AFRL’s High Thrust Rocket Research facility at Edwards AFB, California, is one of only four stands in the United States capable of managing 10 million pounds of thrust.

WASHINGTON: The traditional image of a rocket launch involves looming gantries, big concrete pads, sprawling bases and it’s all fixed in place. Which can make places like Vandenberg Air Force Base very tempting targets in wartime.

To complicate that otherwise simple calculus, the Air Force Research Laboratory is teaming with California startup ABL Space Systems to investigate launching satellites from remote and inhospitable areas, as well as rapid manufacturing techniques that could see rockets delivered almost on-demand.

The Cooperative Research and Development Agreement (CRADA) with ABL for testing of its truck-launched RF-1 rocket addresses concerns that an adversary would target the handful of fixed launching sites in the US. It also bears relevance to Air Force, and presumably now Space Force, interests in injecting resiliency and into the vulnerable national security space architecture.

“Greater flexibility of development and launch capabilities provide significant military advantages to the Air Force mission,” AFRL said in a statement.

If the CRADA agreement proves beneficial, “ABL could be a provider of a new capability” to the Air Force and/or Space Force, Nils Sedano, technical advisor of the liquid engines branch at AFRL’s Rocket Propulsion Division at Edwards AFB, told Breaking D in an email.

The Air Force “is obtaining technical test data of their propulsion and vehicle developments and being able to use it to further investigate the implementation of Additive Manufacturing upon Rocket Propulsion systems,” he explained.

Data gathered by AFRL will, he said, further expand “on Rapid Launch and Austere Launch operations to better quantify the technical challenges, identify technology areas for the Lab to address, and develop smarter requirements for future acquisitions.”

AFRL has a long history of experimenting with both small satellite payloads and launch-related technologies. Indeed, Sedano noted that AFRL has a number of CRADA agreements related to providing assured access to space. Once upon a time, more than a decade ago, there was an effort known as Operationally Responsive Space, of which this is a clear descendant.

The three-year CRADA agreement was signed in July, but only announced earlier this month because ABL wanted to ensure that testing was moving smoothly, Sedano said. ABL since November has been using AFRL’s facilities to test engine components — such as turbopumps — thrust chambers and vehicle stages. AFRL,  in turn, “providing expertise (e.g. component design, testing operations), and doing additional simulation and experimentation (think laboratory analysis of propellant, etc.) as well as system level analysis of the overall launch architecture,” he said.
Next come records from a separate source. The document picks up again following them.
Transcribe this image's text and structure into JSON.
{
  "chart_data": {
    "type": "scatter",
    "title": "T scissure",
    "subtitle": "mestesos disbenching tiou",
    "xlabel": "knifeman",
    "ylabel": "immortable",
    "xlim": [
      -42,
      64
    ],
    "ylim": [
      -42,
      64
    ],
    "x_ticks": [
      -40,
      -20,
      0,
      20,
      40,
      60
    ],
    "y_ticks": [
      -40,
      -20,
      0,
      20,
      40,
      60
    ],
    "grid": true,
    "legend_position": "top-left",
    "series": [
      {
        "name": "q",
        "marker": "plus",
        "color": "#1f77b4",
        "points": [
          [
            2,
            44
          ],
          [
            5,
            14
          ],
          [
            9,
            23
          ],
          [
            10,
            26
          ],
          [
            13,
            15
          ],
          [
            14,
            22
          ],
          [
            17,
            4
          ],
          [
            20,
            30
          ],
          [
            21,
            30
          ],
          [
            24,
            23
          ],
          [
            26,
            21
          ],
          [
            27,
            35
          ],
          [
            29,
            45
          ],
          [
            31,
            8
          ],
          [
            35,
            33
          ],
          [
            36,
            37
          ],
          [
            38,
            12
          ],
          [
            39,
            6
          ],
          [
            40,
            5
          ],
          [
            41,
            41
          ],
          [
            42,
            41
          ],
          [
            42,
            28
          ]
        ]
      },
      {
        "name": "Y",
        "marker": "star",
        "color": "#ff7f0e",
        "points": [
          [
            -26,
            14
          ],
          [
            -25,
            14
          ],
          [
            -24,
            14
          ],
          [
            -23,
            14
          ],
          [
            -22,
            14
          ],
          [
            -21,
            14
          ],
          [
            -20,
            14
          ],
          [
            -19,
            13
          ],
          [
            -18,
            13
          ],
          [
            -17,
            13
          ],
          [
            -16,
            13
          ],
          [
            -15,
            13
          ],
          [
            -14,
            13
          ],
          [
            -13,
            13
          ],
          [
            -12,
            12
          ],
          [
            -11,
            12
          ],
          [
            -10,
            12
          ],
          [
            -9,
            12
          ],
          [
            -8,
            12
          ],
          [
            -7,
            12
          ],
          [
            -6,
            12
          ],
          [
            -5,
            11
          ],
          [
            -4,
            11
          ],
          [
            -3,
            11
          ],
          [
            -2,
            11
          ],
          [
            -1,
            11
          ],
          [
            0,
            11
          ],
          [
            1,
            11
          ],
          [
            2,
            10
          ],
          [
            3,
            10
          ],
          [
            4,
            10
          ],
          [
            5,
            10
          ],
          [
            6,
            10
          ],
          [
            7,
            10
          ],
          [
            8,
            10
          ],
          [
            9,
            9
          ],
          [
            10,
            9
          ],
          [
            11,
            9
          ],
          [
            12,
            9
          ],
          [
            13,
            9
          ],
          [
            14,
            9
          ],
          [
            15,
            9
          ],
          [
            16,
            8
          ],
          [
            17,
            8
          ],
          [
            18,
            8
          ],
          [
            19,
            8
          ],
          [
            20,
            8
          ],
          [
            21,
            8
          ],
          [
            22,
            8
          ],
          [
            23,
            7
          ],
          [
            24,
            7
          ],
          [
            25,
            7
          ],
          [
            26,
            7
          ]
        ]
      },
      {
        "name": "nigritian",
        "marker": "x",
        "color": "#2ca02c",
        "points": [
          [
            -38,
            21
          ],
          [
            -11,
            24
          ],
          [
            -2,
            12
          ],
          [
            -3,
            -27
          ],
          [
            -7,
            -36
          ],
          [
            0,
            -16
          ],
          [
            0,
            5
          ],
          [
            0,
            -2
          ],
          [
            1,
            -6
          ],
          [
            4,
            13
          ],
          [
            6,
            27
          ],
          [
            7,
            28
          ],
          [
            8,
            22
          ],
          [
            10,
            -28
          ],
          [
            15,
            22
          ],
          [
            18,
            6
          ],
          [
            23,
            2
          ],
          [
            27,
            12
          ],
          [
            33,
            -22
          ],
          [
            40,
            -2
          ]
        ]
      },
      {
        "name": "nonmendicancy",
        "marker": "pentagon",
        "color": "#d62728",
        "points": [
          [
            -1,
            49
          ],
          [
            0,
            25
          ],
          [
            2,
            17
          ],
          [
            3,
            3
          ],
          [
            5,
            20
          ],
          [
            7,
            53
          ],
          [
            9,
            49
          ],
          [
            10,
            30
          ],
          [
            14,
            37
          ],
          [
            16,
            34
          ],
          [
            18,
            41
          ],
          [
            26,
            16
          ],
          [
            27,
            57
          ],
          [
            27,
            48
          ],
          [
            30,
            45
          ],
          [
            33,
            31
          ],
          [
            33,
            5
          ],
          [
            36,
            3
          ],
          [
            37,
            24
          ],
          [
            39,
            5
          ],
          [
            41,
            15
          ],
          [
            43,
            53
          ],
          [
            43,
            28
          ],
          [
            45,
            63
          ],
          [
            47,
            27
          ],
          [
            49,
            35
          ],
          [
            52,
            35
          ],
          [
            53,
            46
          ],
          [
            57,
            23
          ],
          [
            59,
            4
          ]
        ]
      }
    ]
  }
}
AFRL also has the option to extend the CRADA beyond the initial three-year period.

ABL was founded by CFO Dan Piemont and a number of former SpaceX engineers in 2017 to develop low-cost launch vehicles for the small satellite industry. The primary aim of the company is the commercial launch market.

The company advertises a launch price tag for payloads three-times lower than current costs for payload below 2,000 kilograms. ABL promises a price of $10,000 per kg for launch to a 200 kilometer orbit; $13,714 per kg to a sun-synchronous Low Earth Orbit (LEO, below 2,000 kilometers). Sun-synchronous orbits put a satellite in constant sunlight, which allows the solar panels to work continuously, and also pass over a given spot on Earth at the same time every day so are optimized for Earth imaging, intelligence and weather satellites.

In July, ABL received an undisclosed investment from Lockheed Martin Ventures, the mega-defense contractor’s in-house venture capital unit. “It is clear that space has become a contested environment,”  Rick Ambrose, executive vice president of Lockheed Martin Space, said in a press release at the time. “We recognize the growing importance of on-demand and flexible launch options as part of a suite of solutions necessary to counter this and other growing challenges.”

ABL’s internal timeline for RS-1 development would see the vehicle integration of the RS-1 this quarter, with a test launch in the third quarter of this year and the first commercial launch sometime after the end of the year. The company did not return a request for comment by press time about whether the planning goals are being met, or whether the company hopes the Air Force — or the Space Force — will partner in actual launch. To be clear, AFRL is a testing laboratory, so any launch contract would need to come from elsewhere.